Sentenza Sentenza Cassazione Civile n. 12938 del 13/05/2021

Cassazione civile sez. lav., 13/05/2021, (ud. 22/12/2020, dep. 13/05/2021), n.12938

LA CORTE SUPREMA DI CASSAZIONE

SEZIONE LAVORO

Composta dagli Ill.mi Sigg.ri Magistrati:

Dott. TRIA Lucia – Presidente –

Dott. BLASUTTO Daniela – rel. Consigliere –

Dott. GARRI Fabrizia – Consigliere –

Dott. PAGETTA Antonella – Consigliere –

Dott. CINQUE Guglielmo – Consigliere –

ha pronunciato la seguente:

ORDINANZA

sul ricorso 1143-2020 proposto da:

E.F.W., domiciliato in ROMA, PIAZZA CAVOUR, presso la

CANCELLERIA DELLA CORTE SUPREMA DI CASSAZIONE, rappresentato e

difeso dall’avvocato IVANA CALCOPIETRO;

– ricorrente –

contro

MINISTERO DELL’INTERNO, anche per la COMMISSIONE TERRITORIALE PER IL

RICONOSCIMENTO DELLA PROTEZIONE INTERNAZIONALE DI CROTONE, in

persona del Ministro pro tempore, rappresentato e difeso ope legis

dall’AVVOCATURA GENERALE DELLO STATO presso i cui Uffici domicilia

in ROMA, ALLA VIA DEI PORTOGHESI 12;

– resistente con mandato –

avverso la sentenza n. 1275/2019 della CORTE D’APPELLO di CATANZARO,

depositata il 19/06/2019 R.G.N. 1212/2018;

udita la relazione della causa svolta nella camera di consiglio del

22/12/2020 dal Consigliere Dott. DANIELA BLASUTTO.

 

Fatto

RILEVATO

CHE:

1. Con sentenza n. 1275/2019 la Corte di appello di Catanzaro ha rigettato l’appello proposto da E.F.W., cittadino della (OMISSIS) ((OMISSIS)), confermando la decisione di primo grado con cui era stata rigettata la domanda diretta al riconoscimento dello status di rifugiato, della protezione sussidiaria e di quella umanitaria.

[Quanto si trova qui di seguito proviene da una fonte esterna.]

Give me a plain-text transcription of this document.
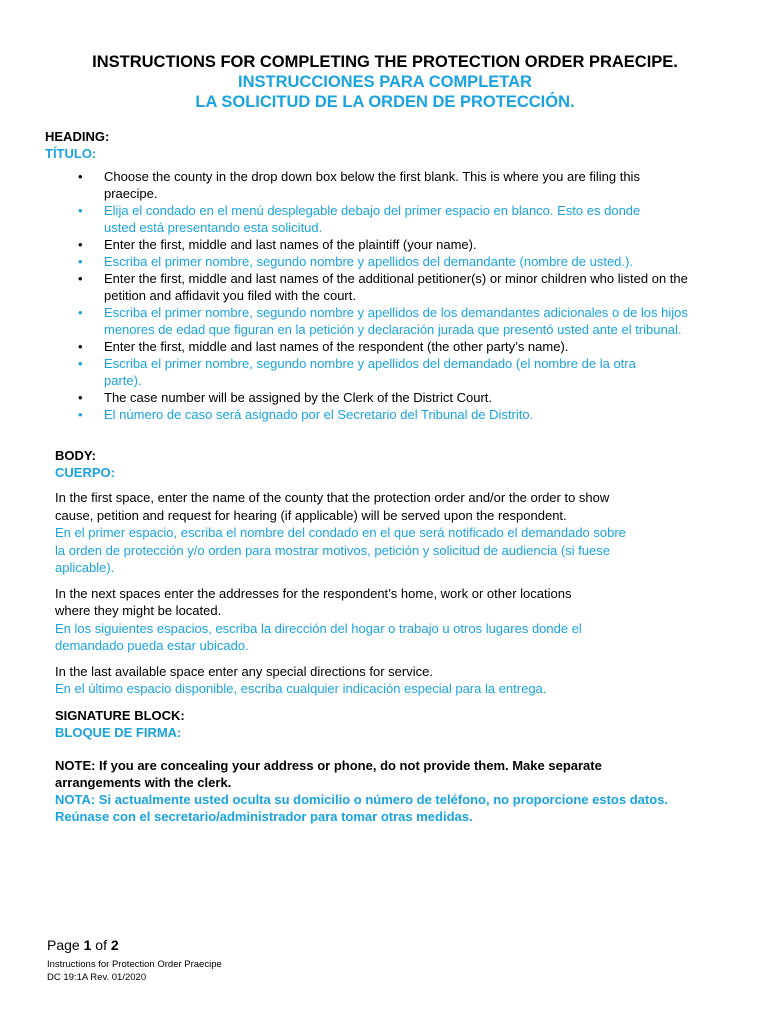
INSTRUCTIONS FOR COMPLETING THE PROTECTION ORDER PRAECIPE.
INSTRUCCIONES PARA COMPLETAR
LA SOLICITUD DE LA ORDEN DE PROTECCIÓN.
HEADING:
TÍTULO:
• Choose the county in the drop down box below the first blank. This is where you are filing this
praecipe.
• Elija el condado en el menú desplegable debajo del primer espacio en blanco. Esto es donde
usted está presentando esta solicitud.
• Enter the first, middle and last names of the plaintiff (your name).
• Escriba el primer nombre, segundo nombre y apellidos del demandante (nombre de usted.).
• Enter the first, middle and last names of the additional petitioner(s) or minor children who listed on the
petition and affidavit you filed with the court.
• Escriba el primer nombre, segundo nombre y apellidos de los demandantes adicionales o de los hijos
menores de edad que figuran en la petición y declaración jurada que presentó usted ante el tribunal.
• Enter the first, middle and last names of the respondent (the other party’s name).
• Escriba el primer nombre, segundo nombre y apellidos del demandado (el nombre de la otra
parte).
• The case number will be assigned by the Clerk of the District Court.
• El número de caso será asignado por el Secretario del Tribunal de Distrito.
BODY:
CUERPO:
In the first space, enter the name of the county that the protection order and/or the order to show
cause, petition and request for hearing (if applicable) will be served upon the respondent.
En el primer espacio, escriba el nombre del condado en el que será notificado el demandado sobre
la orden de protección y/o orden para mostrar motivos, petición y solicitud de audiencia (si fuese
aplicable).
In the next spaces enter the addresses for the respondent’s home, work or other locations
where they might be located.
En los siguientes espacios, escriba la dirección del hogar o trabajo u otros lugares donde el
demandado pueda estar ubicado.
In the last available space enter any special directions for service.
En el último espacio disponible, escriba cualquier indicación especial para la entrega.
SIGNATURE BLOCK:
BLOQUE DE FIRMA:
NOTE: If you are concealing your address or phone, do not provide them. Make separate
arrangements with the clerk.
NOTA: Si actualmente usted oculta su domicilio o número de teléfono, no proporcione estos datos.
Reúnase con el secretario/administrador para tomar otras medidas.
Page 1 of 2
Instructions for Protection Order Praecipe
DC 19:1A Rev. 01/2020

2. La Corte territoriale, per quanto in questa sede ancora rileva, ha osservato che:

a) il richiedente ha raccontato di avere lasciato il proprio paese perchè al momento della morte del padre, che praticava la magia nera, avrebbe dovuto succedergli quale primogenito in tali pratiche e sposare tutte le mogli del padre, ad eccezione della madre; di essersi rifiutato per motivi religiosi, essendo (OMISSIS); di avere subito minacce e costrizioni da parte degli anziani della città; di avere trovato senza vita la fidanzata e la figlia ad opera di sconosciuti che, con una lettera, gli avevano intimato di non tornare più nel paese di (OMISSIS);

b) tale narrazione, oltre che insufficientemente circostanziata, è del tutto inverosimile per la non plausibilità di alcuni elementi decisivi del racconto, costituenti il nucleo della vicenda narrata;

c) tenuto conto della non credibilità del richiedente, non sussistono i presupposti per il riconoscimento dello status di rifugiato e della protezione sussidiaria di cui al D.Lgs. n. 251 del 2007, art. 14, lett. a) e b);

d) quanto all’ipotesi di cui al D.Lgs. n. 251 del 2007, lett. c le maggiori problematiche che interessano la sicurezza della (OMISSIS) riguardano, oltra all’elevato tasso di delinquenza comune e alla competizione per il potere dei maggiori partiti politici, ai conflitti di carattere etnico-religioso, segnatamente tra cristiani e islamici ad opera della organizzazione terroristica (OMISSIS) di matrice islamica (Human Rigth Watch del 2015); tuttavia il ricorrente proviene da (OMISSIS), (OMISSIS), quindi dal sud le Paese, zona in cui non risulta operare la suddetta organizzazione terroristica;

e) non sussistono i presupposti per il riconoscimento della protezione umanitaria di cui al D.Lgs. n. 286 del 1998, art. 5, comma 6 (T.U.I.), non essendovi elementi per ritenere che il rientro in (OMISSIS) possa determinare la compromissione dei diritti fondamentali.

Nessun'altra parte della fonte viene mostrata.